After 1999’s successful Power Plant album, German power metal band Gamma Ray began writing new material for their next album (which ended up being No World Order, released in 2001) But unfortunately, the writing process took a little longer than expected, so Kai Hansen and crew decided it was time to release a best-of album that would encompass each of Gamma Ray’s 6 albums. After a decade of support from loyal fans, Gamma Ray decided to hold a poll on their website to decide which songs would be placed one the album. Not only that, but the chosen tracks off of the Heading for Tomorrow – Land of the Free albums were re-recorded with the new line-up (while all of the remaining tracks were simply remastered). After all, there's know point in spending money on something that's already on your shelves, right? Regardless of whether you agree with such sentiments, the re-recording of the older songs plays an important role in the appeal of this album. The "best Gamma Ray album ever," as Kai Hansen puts it, was released in 2000 under the name of Blast from the Past.
So have the older songs that were re-recorded improved with Blast From the Past? Hell yeah they have. The improvement is especially evident in the tracks from the Ralf Scheepers days. Nothing against Ralf, he's a great singer and all, but he's got nothing on Kai. Classic Gamma Ray material such as Heading for Tomorrow or Changes have improved significantly because of the change in vocalists, especially in the later. Kai Hansen has an extremely powerful voice which he utilizes very well. His screams and shouts of "Changes! / All around me all / All inside my head!" (Changes), "We wish we had never been born / To be the last before the storm!" (Last Before the Storm), or "Shout at the morning / When the red sunrise awakes / The call of reality is all that you hear" (Dream Healer) has the authority that Ralf did not always possess, and is quite fun to listen to. I find that Mr. Hansen is quite effective on Blast to the Past, and as always, is a real treat to hear.
So the music has all been re-recorded with Gamma Ray's new line-up (well, it was new six years ago…), and the vocals have really improved, are there any more changes in the music? Well, yes. Another reason Gamma Ray decided to re-do many of the older songs was to correct any screw ups ("and to create new ones!" notes Kai). In essence, the Heaven Can Wait you hear on Blast From the Past is what it would sound like if it was released today. Same goes for One With the World or Tribute to the Past. However, there is need to worry, as every song manages to retain the atmosphere or mood that was present on the original tracks. Lust for Life and Heaven Can Wait are both still incredibly happy sounding. Dream Healer still sounds mysterious and Changes is still angry and aggressive. This is quite refreshing to see, as it shows that a little extra polish does not hurt the band's work.

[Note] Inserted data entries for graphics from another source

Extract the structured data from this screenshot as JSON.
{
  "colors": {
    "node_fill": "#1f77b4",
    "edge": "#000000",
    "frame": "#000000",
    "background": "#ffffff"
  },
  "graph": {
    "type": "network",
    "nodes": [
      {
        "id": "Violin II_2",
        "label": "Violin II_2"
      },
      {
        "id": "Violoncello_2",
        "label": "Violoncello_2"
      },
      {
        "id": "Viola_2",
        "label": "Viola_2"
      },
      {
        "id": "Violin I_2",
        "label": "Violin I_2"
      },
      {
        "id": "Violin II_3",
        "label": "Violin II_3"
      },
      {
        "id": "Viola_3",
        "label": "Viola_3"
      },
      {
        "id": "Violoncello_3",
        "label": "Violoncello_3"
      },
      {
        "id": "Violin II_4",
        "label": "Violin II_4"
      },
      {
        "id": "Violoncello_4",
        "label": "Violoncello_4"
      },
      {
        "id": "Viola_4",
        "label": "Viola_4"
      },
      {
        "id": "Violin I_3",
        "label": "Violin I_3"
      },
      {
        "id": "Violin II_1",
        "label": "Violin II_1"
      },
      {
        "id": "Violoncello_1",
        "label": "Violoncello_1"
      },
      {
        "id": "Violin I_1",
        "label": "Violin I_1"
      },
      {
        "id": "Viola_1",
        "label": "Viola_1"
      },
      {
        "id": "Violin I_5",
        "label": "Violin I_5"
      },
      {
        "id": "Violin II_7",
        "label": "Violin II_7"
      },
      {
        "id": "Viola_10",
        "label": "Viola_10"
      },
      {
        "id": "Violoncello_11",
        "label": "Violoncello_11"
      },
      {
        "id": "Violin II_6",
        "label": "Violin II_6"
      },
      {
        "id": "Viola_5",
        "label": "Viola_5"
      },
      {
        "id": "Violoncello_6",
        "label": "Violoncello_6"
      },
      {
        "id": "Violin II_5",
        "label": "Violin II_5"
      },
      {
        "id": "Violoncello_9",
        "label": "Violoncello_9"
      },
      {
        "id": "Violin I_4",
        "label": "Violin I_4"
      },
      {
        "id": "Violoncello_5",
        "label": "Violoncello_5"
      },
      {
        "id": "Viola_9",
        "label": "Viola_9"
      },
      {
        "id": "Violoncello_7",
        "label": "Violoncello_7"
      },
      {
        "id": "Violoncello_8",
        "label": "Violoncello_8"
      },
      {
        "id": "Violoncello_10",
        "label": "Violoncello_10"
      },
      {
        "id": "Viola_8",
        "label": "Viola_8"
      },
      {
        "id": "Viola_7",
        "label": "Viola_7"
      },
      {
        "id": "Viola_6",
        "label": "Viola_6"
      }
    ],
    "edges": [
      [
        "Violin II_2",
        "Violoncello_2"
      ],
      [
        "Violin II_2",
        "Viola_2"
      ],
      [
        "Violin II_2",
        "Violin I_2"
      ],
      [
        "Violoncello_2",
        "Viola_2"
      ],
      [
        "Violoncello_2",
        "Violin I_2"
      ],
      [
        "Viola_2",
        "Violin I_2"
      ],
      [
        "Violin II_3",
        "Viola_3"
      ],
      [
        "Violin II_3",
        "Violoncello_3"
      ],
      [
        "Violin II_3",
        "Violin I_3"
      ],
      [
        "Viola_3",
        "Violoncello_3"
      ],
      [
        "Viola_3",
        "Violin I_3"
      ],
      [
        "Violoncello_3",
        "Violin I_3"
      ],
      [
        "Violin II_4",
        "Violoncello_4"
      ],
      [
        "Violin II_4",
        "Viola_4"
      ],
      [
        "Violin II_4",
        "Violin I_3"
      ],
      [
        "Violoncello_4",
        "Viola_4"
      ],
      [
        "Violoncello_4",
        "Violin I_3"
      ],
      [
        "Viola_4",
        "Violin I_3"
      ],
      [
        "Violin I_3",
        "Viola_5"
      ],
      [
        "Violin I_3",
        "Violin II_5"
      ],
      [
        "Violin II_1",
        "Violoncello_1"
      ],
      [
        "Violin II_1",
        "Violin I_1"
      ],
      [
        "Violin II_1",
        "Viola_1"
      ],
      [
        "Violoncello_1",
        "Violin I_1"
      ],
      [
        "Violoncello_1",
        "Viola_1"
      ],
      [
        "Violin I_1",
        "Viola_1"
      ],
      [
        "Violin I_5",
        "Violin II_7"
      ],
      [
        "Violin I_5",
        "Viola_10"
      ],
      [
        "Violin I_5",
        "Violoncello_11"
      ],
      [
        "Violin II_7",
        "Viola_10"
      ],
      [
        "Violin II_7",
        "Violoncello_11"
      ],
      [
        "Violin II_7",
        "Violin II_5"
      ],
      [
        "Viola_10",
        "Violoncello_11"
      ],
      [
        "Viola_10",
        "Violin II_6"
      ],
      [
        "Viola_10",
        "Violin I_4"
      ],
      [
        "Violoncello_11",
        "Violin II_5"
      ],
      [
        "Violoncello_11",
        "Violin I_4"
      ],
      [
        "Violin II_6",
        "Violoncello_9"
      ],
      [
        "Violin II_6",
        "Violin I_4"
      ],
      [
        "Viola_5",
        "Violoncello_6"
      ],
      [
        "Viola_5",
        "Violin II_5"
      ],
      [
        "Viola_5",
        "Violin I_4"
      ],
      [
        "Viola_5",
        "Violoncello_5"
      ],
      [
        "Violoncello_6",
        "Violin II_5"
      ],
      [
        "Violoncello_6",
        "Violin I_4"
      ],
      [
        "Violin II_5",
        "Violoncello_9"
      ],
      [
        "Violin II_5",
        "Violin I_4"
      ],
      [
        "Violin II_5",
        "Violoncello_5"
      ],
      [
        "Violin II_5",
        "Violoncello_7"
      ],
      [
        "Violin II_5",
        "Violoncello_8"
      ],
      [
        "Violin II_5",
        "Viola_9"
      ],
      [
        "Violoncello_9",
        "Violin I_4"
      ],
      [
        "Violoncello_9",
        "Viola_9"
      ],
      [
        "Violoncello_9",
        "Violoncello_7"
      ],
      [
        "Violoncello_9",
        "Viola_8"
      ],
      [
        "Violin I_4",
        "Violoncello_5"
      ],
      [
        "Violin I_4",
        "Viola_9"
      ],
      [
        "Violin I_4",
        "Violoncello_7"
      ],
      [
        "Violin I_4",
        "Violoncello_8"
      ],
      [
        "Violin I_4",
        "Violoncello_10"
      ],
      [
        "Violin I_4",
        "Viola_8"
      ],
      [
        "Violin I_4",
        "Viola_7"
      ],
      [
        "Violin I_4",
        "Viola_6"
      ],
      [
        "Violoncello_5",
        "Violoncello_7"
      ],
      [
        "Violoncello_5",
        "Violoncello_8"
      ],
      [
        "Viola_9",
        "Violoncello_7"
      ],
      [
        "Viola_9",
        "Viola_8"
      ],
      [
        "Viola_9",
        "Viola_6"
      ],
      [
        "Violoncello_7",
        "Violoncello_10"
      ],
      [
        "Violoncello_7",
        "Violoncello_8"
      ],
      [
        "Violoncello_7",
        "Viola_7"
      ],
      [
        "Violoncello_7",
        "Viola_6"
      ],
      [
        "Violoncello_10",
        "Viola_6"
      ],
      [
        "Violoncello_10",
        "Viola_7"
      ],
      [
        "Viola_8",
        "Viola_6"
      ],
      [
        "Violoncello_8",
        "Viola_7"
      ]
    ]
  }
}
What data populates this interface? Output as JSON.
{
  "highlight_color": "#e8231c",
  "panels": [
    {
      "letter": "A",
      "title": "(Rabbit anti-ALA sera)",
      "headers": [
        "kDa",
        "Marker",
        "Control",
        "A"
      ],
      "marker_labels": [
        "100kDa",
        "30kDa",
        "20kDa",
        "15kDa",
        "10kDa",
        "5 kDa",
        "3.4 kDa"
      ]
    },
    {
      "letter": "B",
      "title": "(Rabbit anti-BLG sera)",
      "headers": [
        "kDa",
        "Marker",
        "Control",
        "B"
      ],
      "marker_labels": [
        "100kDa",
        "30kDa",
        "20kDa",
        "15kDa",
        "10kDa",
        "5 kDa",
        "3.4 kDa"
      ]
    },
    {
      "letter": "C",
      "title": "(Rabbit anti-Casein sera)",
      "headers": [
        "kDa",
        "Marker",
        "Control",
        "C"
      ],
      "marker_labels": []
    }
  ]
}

Finally, as Blast From the Past is a compilation album, the track list is an important part of the album. And Blast From the Past passes with flying colours here as well. The band's career is represented very well through the double disc, 20 track album. Quite honestly, the only song pick I rather dislike is that of Heal Me, but that isn't to say that it's a bad track. But then again, I felt that the Insanity and Genius record was on the weaker side anyways, so it's only natural that Heal Me would be disappointing. Song wise, the competition between disc 1 and 2 is neck and neck, but I feel that the second disc is the stronger of the two. With classic songs like Rebellion in Dreamland (my all time favourite power metal song), Land of the Free, Somewhere Out in Space, and Armageddon, it provides almost exactly an hour of quality Germanic power metal from the Hamburg based band.
Blast From the Past was Gamma Ray's 'Best of' album. Released 10 years after the band's inception, it showcases the highs of the legendary German power metal band, and it showcases them well. The detail and effort put into this project is very evident, due to not only the interesting 28 page lyric book, but also the precise, crisp sound that each song possesses and the strength and power each song holds. Blast From the Past is an album worth looking into if you're a fan of Gamma Ray, or even power metal as a whole, as the melodic, yet aggressive vocal efforts add a whole knew dimension to Gamma Ray's influential sound. If you ever find Blast From the Past in stores, I would definitely recommend that you make it your next purchase. One of the best compilations in metal for sure.